東芝の“商魂”は“売国魂”なのではないかと物議を醸している。
 同社は先ごろ、今年の2月末に経営破綻した半導体メモリー会社、エルピーダメモリの再建支援を決める第1次入札で落選した。しかし、2次入札に残った海外勢3社の中から韓国の半導体大手、SKハイニックスと連携して共同で応札する作戦に転じたのだ。
 「ここでエルピーダを逃がせば、韓国のサムスン電子と決定的な差がつく。だからハイニックスに擦り寄ったのですが、両社は長年のライバル関係にある。『もし支援企業に決定した場合、東芝が誇る最先端技術がハイニックスに流出するのではないか』と危惧する声しきりです」(担当記者)

 実際、日本企業には苦い経験がある。ソニーは8年前、通産省(当時)による“技術流出”の警告を無視してサムスン電子と液晶パネルの合弁事業を立ち上げた。その結果、今や最大の勝ち組にのし上がったサムスンに対し「技術のソニー」は“技術流出”のソニーとなって死線をさ迷っている。

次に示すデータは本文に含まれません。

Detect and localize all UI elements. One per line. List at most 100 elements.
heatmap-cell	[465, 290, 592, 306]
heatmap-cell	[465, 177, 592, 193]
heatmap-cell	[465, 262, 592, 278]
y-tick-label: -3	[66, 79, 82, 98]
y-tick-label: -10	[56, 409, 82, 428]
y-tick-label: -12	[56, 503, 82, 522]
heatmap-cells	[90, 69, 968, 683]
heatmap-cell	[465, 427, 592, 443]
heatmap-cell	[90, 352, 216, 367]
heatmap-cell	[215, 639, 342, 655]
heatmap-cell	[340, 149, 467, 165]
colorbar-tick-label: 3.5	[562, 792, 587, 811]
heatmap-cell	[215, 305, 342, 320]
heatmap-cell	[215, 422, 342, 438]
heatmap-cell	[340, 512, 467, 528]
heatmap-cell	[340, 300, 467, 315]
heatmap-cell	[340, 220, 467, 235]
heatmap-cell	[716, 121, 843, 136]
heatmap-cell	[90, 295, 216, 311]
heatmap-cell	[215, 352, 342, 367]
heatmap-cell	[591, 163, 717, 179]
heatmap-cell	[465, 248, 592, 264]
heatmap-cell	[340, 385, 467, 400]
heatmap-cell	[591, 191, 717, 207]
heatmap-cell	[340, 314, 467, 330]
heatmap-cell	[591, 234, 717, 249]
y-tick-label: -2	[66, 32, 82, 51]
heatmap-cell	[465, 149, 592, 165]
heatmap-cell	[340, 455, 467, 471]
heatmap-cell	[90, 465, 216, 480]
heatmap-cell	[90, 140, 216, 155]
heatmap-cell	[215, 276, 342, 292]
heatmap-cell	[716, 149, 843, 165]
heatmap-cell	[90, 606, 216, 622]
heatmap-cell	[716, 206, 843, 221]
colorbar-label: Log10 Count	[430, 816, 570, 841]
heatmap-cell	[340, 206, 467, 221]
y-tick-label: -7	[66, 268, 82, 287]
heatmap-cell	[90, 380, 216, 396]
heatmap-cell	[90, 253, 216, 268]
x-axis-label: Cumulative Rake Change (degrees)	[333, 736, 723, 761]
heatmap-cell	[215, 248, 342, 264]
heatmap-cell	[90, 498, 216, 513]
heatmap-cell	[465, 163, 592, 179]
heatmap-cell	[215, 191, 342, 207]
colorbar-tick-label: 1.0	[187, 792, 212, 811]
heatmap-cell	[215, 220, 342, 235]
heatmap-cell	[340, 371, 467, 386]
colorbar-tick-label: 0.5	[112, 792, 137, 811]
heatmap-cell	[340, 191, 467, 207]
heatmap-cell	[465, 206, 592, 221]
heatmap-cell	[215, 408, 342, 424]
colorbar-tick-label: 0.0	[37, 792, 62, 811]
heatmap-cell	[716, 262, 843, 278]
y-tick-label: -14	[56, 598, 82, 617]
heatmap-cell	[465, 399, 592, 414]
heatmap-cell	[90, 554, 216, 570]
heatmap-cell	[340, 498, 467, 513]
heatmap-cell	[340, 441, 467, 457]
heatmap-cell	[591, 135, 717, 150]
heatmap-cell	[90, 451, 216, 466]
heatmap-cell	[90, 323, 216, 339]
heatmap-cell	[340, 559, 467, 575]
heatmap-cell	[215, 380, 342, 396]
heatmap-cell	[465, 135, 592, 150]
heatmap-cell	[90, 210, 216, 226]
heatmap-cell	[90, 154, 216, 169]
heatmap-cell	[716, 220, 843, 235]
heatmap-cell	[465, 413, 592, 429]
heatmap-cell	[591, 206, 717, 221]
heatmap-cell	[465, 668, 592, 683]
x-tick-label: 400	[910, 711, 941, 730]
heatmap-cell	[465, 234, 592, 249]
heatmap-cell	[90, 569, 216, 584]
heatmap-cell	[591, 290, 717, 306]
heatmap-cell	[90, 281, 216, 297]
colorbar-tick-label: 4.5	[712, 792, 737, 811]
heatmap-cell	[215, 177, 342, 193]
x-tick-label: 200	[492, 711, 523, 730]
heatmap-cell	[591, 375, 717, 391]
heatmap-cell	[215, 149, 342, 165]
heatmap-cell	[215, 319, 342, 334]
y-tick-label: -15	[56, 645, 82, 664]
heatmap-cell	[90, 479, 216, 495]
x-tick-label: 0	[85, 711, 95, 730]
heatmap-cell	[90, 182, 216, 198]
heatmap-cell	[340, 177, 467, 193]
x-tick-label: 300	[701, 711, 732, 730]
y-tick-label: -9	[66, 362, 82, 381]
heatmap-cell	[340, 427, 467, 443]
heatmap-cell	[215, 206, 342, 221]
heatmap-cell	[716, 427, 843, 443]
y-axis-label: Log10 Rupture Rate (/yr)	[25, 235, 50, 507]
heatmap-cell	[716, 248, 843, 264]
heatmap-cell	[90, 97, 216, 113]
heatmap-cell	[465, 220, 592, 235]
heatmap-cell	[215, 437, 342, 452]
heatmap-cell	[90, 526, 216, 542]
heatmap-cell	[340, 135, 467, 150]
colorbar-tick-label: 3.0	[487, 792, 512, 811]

 むろん、東芝はソニーの教訓など先刻承知の上。それにもかかわらず、恥も外聞もないエルピーダ買収を画策しているのだ。
 「商売敵と平気で寝ることに『プライドはないのか』とさげすむ向きさえいる。これ自体、東芝のイメージダウンです」(業界関係者)

 そんな折、昨年暮れからNTTドコモが中心となって進めてきた日韓企業によるスマホ向け通信用半導体の開発会社設立が、断念に追い込まれた。理由は、韓国側への技術流出に対する参加予定国内メーカーの警戒心だという。ここに東芝は参加していない。
 だからこそ今回の擦り寄りが、周囲には「まるで売国奴」と写るのだ。
 その東芝は、経団連の副会長を務める西田厚聡会長が、米倉弘昌会長の後任有力候補に浮上しているという。プライドなき商魂を見せつけたことが「ポスト米倉」に大きな影を落とさなければいいのだが…。